Failure to Designate Hospice Care Coordinator and Maintain Required Documentation
Penalty
Summary
The facility failed to designate a specific member of the interdisciplinary team (IDT) to coordinate care and communication with hospice providers for two residents receiving hospice services. Facility policy and a written agreement required the identification of a responsible party for this coordination, as well as the implementation of a collaborative care plan between the facility and hospice. However, record reviews for both residents revealed no documentation of a designated staff member responsible for coordinating hospice care, nor evidence of required hospice documentation such as the hospice election form, physician certification of terminal illness, or the most recent hospice care plan. For one resident with Alzheimer's disease, severe malnutrition, and significant cognitive impairment, the medical record lacked documentation of a designated coordinator, hospice election form, physician certification, and a current hospice care plan.
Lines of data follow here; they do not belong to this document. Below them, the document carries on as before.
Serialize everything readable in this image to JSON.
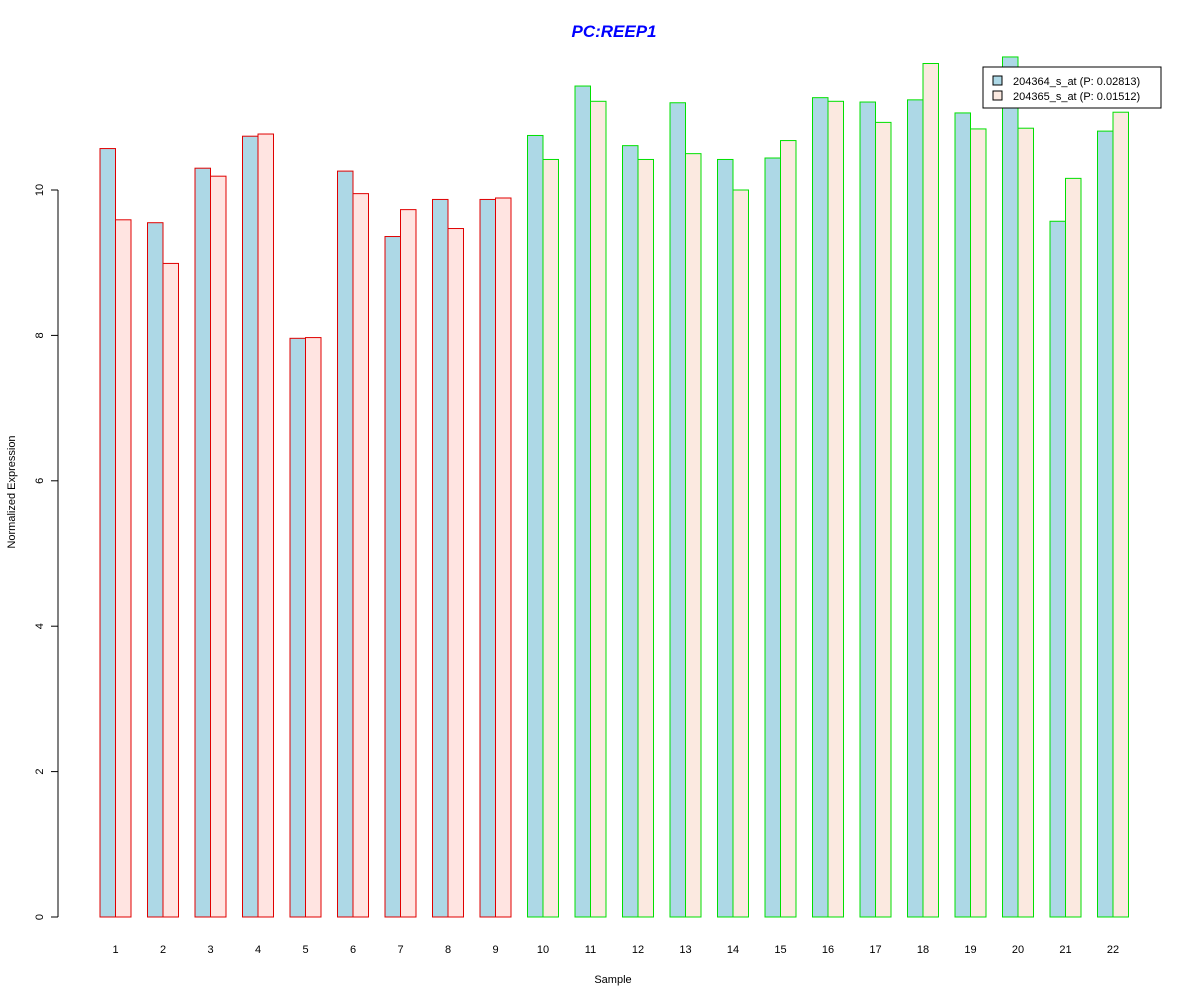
{
  "colors": {
    "title": "#0000ff",
    "series1_fill": "#add8e6",
    "series2_fill_group1": "#ffe4e1",
    "series2_fill_group2": "#fbe9e0",
    "border_group1": "#e00000",
    "border_group2": "#00e000",
    "axis": "#000000"
  },
  "chart_data": {
    "type": "bar",
    "title": "PC:REEP1",
    "xlabel": "Sample",
    "ylabel": "Normalized Expression",
    "ylim": [
      0,
      12
    ],
    "yticks": [
      0,
      2,
      4,
      6,
      8,
      10
    ],
    "categories": [
      "1",
      "2",
      "3",
      "4",
      "5",
      "6",
      "7",
      "8",
      "9",
      "10",
      "11",
      "12",
      "13",
      "14",
      "15",
      "16",
      "17",
      "18",
      "19",
      "20",
      "21",
      "22"
    ],
    "group": [
      1,
      1,
      1,
      1,
      1,
      1,
      1,
      1,
      1,
      2,
      2,
      2,
      2,
      2,
      2,
      2,
      2,
      2,
      2,
      2,
      2,
      2
    ],
    "legend_position": "top-right",
    "series": [
      {
        "name": "204364_s_at (P: 0.02813)",
        "values": [
          10.57,
          9.55,
          10.3,
          10.74,
          7.96,
          10.26,
          9.36,
          9.87,
          9.87,
          10.75,
          11.43,
          10.61,
          11.2,
          10.42,
          10.44,
          11.27,
          11.21,
          11.24,
          11.06,
          11.83,
          9.57,
          10.81
        ]
      },
      {
        "name": "204365_s_at (P: 0.01512)",
        "values": [
          9.59,
          8.99,
          10.19,
          10.77,
          7.97,
          9.95,
          9.73,
          9.47,
          9.89,
          10.42,
          11.22,
          10.42,
          10.5,
          10.0,
          10.68,
          11.22,
          10.93,
          11.74,
          10.84,
          10.85,
          10.16,
          11.07
        ]
      }
    ]
  }
}
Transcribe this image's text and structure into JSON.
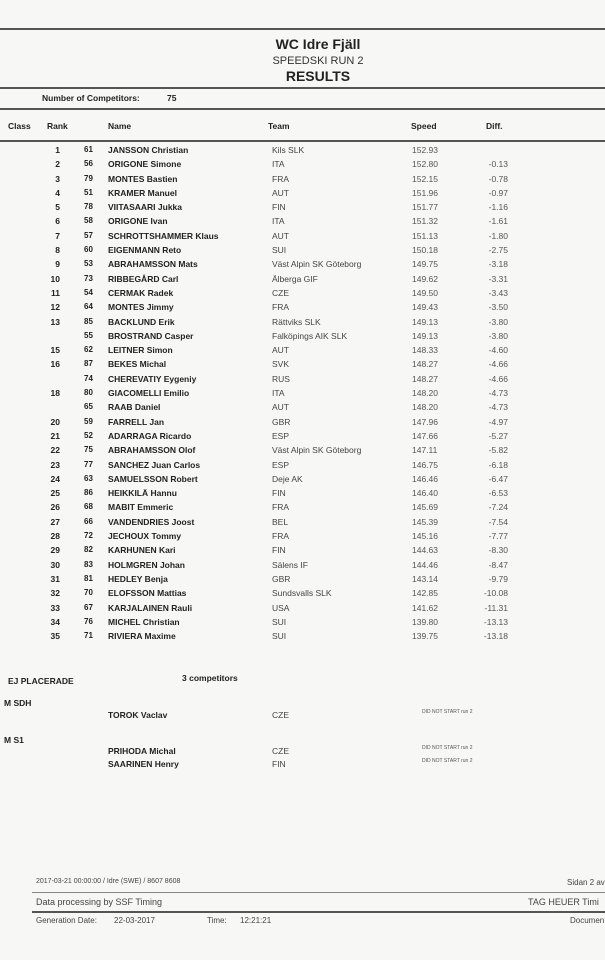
{
  "header": {
    "event": "WC Idre Fjäll",
    "run": "SPEEDSKI RUN 2",
    "title": "RESULTS",
    "competitors_label": "Number of Competitors:",
    "competitors_value": "75"
  },
  "columns": {
    "class": "Class",
    "rank": "Rank",
    "name": "Name",
    "team": "Team",
    "speed": "Speed",
    "diff": "Diff."
  },
  "results": [
    {
      "rank": "1",
      "bib": "61",
      "name": "JANSSON Christian",
      "team": "Kils SLK",
      "speed": "152.93",
      "diff": ""
    },
    {
      "rank": "2",
      "bib": "56",
      "name": "ORIGONE Simone",
      "team": "ITA",
      "speed": "152.80",
      "diff": "-0.13"
    },
    {
      "rank": "3",
      "bib": "79",
      "name": "MONTES Bastien",
      "team": "FRA",
      "speed": "152.15",
      "diff": "-0.78"
    },
    {
      "rank": "4",
      "bib": "51",
      "name": "KRAMER Manuel",
      "team": "AUT",
      "speed": "151.96",
      "diff": "-0.97"
    },
    {
      "rank": "5",
      "bib": "78",
      "name": "VIITASAARI Jukka",
      "team": "FIN",
      "speed": "151.77",
      "diff": "-1.16"
    },
    {
      "rank": "6",
      "bib": "58",
      "name": "ORIGONE Ivan",
      "team": "ITA",
      "speed": "151.32",
      "diff": "-1.61"
    },
    {
      "rank": "7",
      "bib": "57",
      "name": "SCHROTTSHAMMER Klaus",
      "team": "AUT",
      "speed": "151.13",
      "diff": "-1.80"
    },
    {
      "rank": "8",
      "bib": "60",
      "name": "EIGENMANN Reto",
      "team": "SUI",
      "speed": "150.18",
      "diff": "-2.75"
    },
    {
      "rank": "9",
      "bib": "53",
      "name": "ABRAHAMSSON Mats",
      "team": "Väst Alpin SK Göteborg",
      "speed": "149.75",
      "diff": "-3.18"
    },
    {
      "rank": "10",
      "bib": "73",
      "name": "RIBBEGÅRD Carl",
      "team": "Älberga GIF",
      "speed": "149.62",
      "diff": "-3.31"
    },
    {
      "rank": "11",
      "bib": "54",
      "name": "CERMAK Radek",
      "team": "CZE",
      "speed": "149.50",
      "diff": "-3.43"
    },
    {
      "rank": "12",
      "bib": "64",
      "name": "MONTES Jimmy",
      "team": "FRA",
      "speed": "149.43",
      "diff": "-3.50"
    },
    {
      "rank": "13",
      "bib": "85",
      "name": "BACKLUND Erik",
      "team": "Rättviks SLK",
      "speed": "149.13",
      "diff": "-3.80"
    },
    {
      "rank": "",
      "bib": "55",
      "name": "BROSTRAND Casper",
      "team": "Falköpings AIK SLK",
      "speed": "149.13",
      "diff": "-3.80"
    },
    {
      "rank": "15",
      "bib": "62",
      "name": "LEITNER Simon",
      "team": "AUT",
      "speed": "148.33",
      "diff": "-4.60"
    },
    {
      "rank": "16",
      "bib": "87",
      "name": "BEKES Michal",
      "team": "SVK",
      "speed": "148.27",
      "diff": "-4.66"
    },
    {
      "rank": "",
      "bib": "74",
      "name": "CHEREVATIY Eygeniy",
      "team": "RUS",
      "speed": "148.27",
      "diff": "-4.66"
    },
    {
      "rank": "18",
      "bib": "80",
      "name": "GIACOMELLI Emilio",
      "team": "ITA",
      "speed": "148.20",
      "diff": "-4.73"
    },
    {
      "rank": "",
      "bib": "65",
      "name": "RAAB Daniel",
      "team": "AUT",
      "speed": "148.20",
      "diff": "-4.73"
    },
    {
      "rank": "20",
      "bib": "59",
      "name": "FARRELL Jan",
      "team": "GBR",
      "speed": "147.96",
      "diff": "-4.97"
    },
    {
      "rank": "21",
      "bib": "52",
      "name": "ADARRAGA Ricardo",
      "team": "ESP",
      "speed": "147.66",
      "diff": "-5.27"
    },
    {
      "rank": "22",
      "bib": "75",
      "name": "ABRAHAMSSON Olof",
      "team": "Väst Alpin SK Göteborg",
      "speed": "147.11",
      "diff": "-5.82"
    },
    {
      "rank": "23",
      "bib": "77",
      "name": "SANCHEZ Juan Carlos",
      "team": "ESP",
      "speed": "146.75",
      "diff": "-6.18"
    },
    {
      "rank": "24",
      "bib": "63",
      "name": "SAMUELSSON Robert",
      "team": "Deje AK",
      "speed": "146.46",
      "diff": "-6.47"
    },
    {
      "rank": "25",
      "bib": "86",
      "name": "HEIKKILÄ Hannu",
      "team": "FIN",
      "speed": "146.40",
      "diff": "-6.53"
    },
    {
      "rank": "26",
      "bib": "68",
      "name": "MABIT Emmeric",
      "team": "FRA",
      "speed": "145.69",
      "diff": "-7.24"
    },
    {
      "rank": "27",
      "bib": "66",
      "name": "VANDENDRIES Joost",
      "team": "BEL",
      "speed": "145.39",
      "diff": "-7.54"
    },
    {
      "rank": "28",
      "bib": "72",
      "name": "JECHOUX Tommy",
      "team": "FRA",
      "speed": "145.16",
      "diff": "-7.77"
    },
    {
      "rank": "29",
      "bib": "82",
      "name": "KARHUNEN Kari",
      "team": "FIN",
      "speed": "144.63",
      "diff": "-8.30"
    },
    {
      "rank": "30",
      "bib": "83",
      "name": "HOLMGREN Johan",
      "team": "Sälens IF",
      "speed": "144.46",
      "diff": "-8.47"
    },
    {
      "rank": "31",
      "bib": "81",
      "name": "HEDLEY Benja",
      "team": "GBR",
      "speed": "143.14",
      "diff": "-9.79"
    },
    {
      "rank": "32",
      "bib": "70",
      "name": "ELOFSSON Mattias",
      "team": "Sundsvalls SLK",
      "speed": "142.85",
      "diff": "-10.08"
    },
    {
      "rank": "33",
      "bib": "67",
      "name": "KARJALAINEN Rauli",
      "team": "USA",
      "speed": "141.62",
      "diff": "-11.31"
    },
    {
      "rank": "34",
      "bib": "76",
      "name": "MICHEL Christian",
      "team": "SUI",
      "speed": "139.80",
      "diff": "-13.13"
    },
    {
      "rank": "35",
      "bib": "71",
      "name": "RIVIERA Maxime",
      "team": "SUI",
      "speed": "139.75",
      "diff": "-13.18"
    }
  ],
  "unplaced": {
    "label": "EJ PLACERADE",
    "count": "3 competitors",
    "groups": [
      {
        "class": "M SDH",
        "entries": [
          {
            "name": "TOROK Vaclav",
            "team": "CZE",
            "status": "DID NOT START run 2"
          }
        ]
      },
      {
        "class": "M S1",
        "entries": [
          {
            "name": "PRIHODA Michal",
            "team": "CZE",
            "status": "DID NOT START run 2"
          },
          {
            "name": "SAARINEN Henry",
            "team": "FIN",
            "status": "DID NOT START run 2"
          }
        ]
      }
    ]
  },
  "footer": {
    "info": "2017-03-21 00:00:00 / Idre (SWE) / 8607 8608",
    "page": "Sidan 2 av",
    "processing": "Data processing by SSF Timing",
    "timing": "TAG HEUER Timi",
    "gen_label": "Generation Date:",
    "gen_date": "22-03-2017",
    "time_label": "Time:",
    "time_value": "12:21:21",
    "doc_label": "Documen"
  }
}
The resident's care plan referenced hospice services but did not specify what those services were or include the hospice care plan. For the second resident, who had cancer, severe malnutrition, and was cognitively intact, similar documentation gaps were found, including the absence of a designated coordinator, hospice election form, and physician certification. Interviews with facility staff and hospice personnel confirmed that the process for coordinating hospice care was not followed. Staff were unaware of the required documentation and the need for a designated coordinator, and communication between the facility and hospice was inconsistent. The administrator acknowledged that there was no appointed staff member for hospice coordination and was not aware of the regulatory requirement to designate one in writing.